Bending over the only open toilet, she emptied her stomach into the bowl.

She heaved over and over until nothing came out, leaving her head aching and her throat raw and stinging.

She sat there for what felt like hours until she heard the door open and footsteps enter. They stopped right behind her, and she looked over her shoulder through blurry, watery eyes that struggled to make the person out until she blinked.

She started when she saw Barrett standing there, his brows furrowed.

“You okay?”

“I need to go.” Her voice was hoarse.

He nodded.

The next thing Nell knew, he was putting his arms around her, lifting her up onto unsteady feet.

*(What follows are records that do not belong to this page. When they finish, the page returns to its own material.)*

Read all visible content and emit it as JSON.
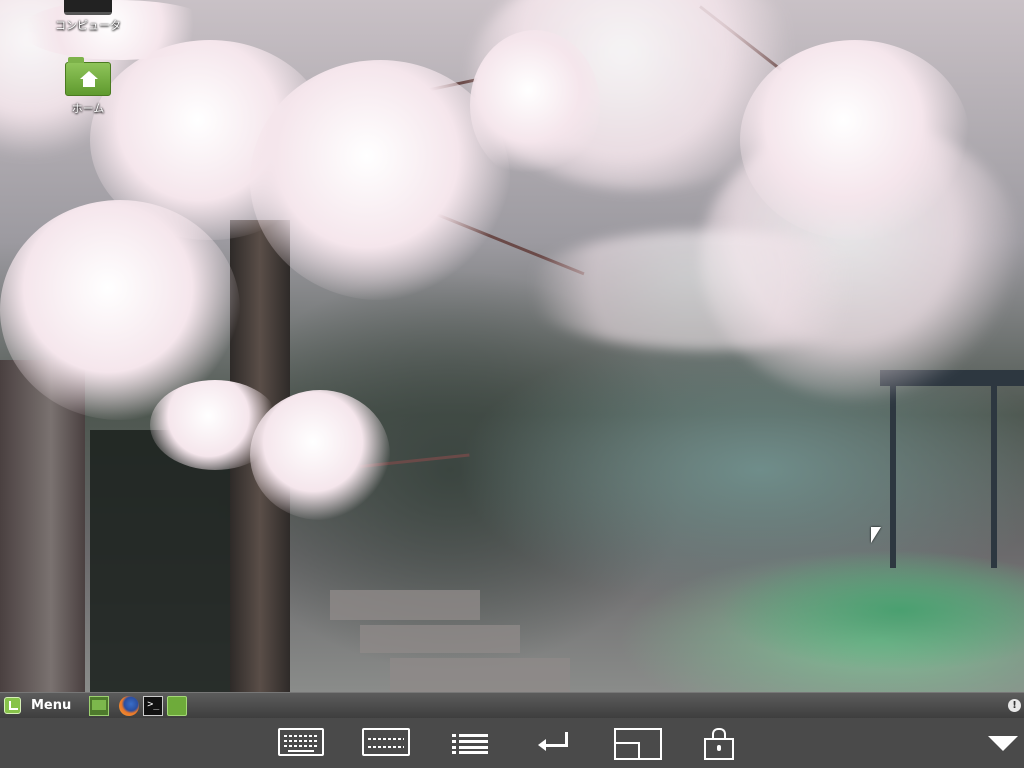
{
  "desktop": {
    "icons": [
      {
        "label": "コンピュータ",
        "icon": "computer-icon"
      },
      {
        "label": "ホーム",
        "icon": "home-folder-icon"
      }
    ]
  },
  "panel": {
    "menu_label": "Menu",
    "launchers": [
      {
        "name": "show-desktop",
        "icon": "show-desktop-icon"
      },
      {
        "name": "firefox",
        "icon": "firefox-icon"
      },
      {
        "name": "terminal",
        "icon": "terminal-icon",
        "glyph": ">_"
      },
      {
        "name": "files",
        "icon": "folder-icon"
      }
    ],
    "tray_alert": "!"
  },
  "toolbar": {
    "buttons": [
      {
        "name": "keyboard",
        "icon": "keyboard-icon"
      },
      {
        "name": "keyboard-compact",
        "icon": "compact-keyboard-icon"
      },
      {
        "name": "menu-list",
        "icon": "list-icon"
      },
      {
        "name": "enter",
        "icon": "enter-icon"
      },
      {
        "name": "window",
        "icon": "window-icon"
      },
      {
        "name": "lock",
        "icon": "lock-icon"
      },
      {
        "name": "collapse",
        "icon": "triangle-down-icon"
      }
    ]
  },
  "colors": {
    "panel_bg": "#4a4a4a",
    "mint_green": "#87c34a",
    "blossom": "#f5e6ec"
  }
}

She was surprised by how easily he handled her, then she remembered the night she’d fallen asleep in at his place and somehow woken up in his bed.

She’d thought it would be amazing if he had managed to lift her, given his slender frame, but now she thought it was possible.

“I’ll drive you home,” he said once she was back on her feet.

“No, I need to ride my bike.”

“But—”

“I can’t,” she said, her voice rising with finality. “I can’t .”

His eyes flickered back and forth between hers like he couldn’t understand. And how could he? Her own parents couldn’t understand.

Despite that, he nodded and tucked her into his side as he led her out the empty room, his arm wrapped around her waist. “Then we’ll walk.”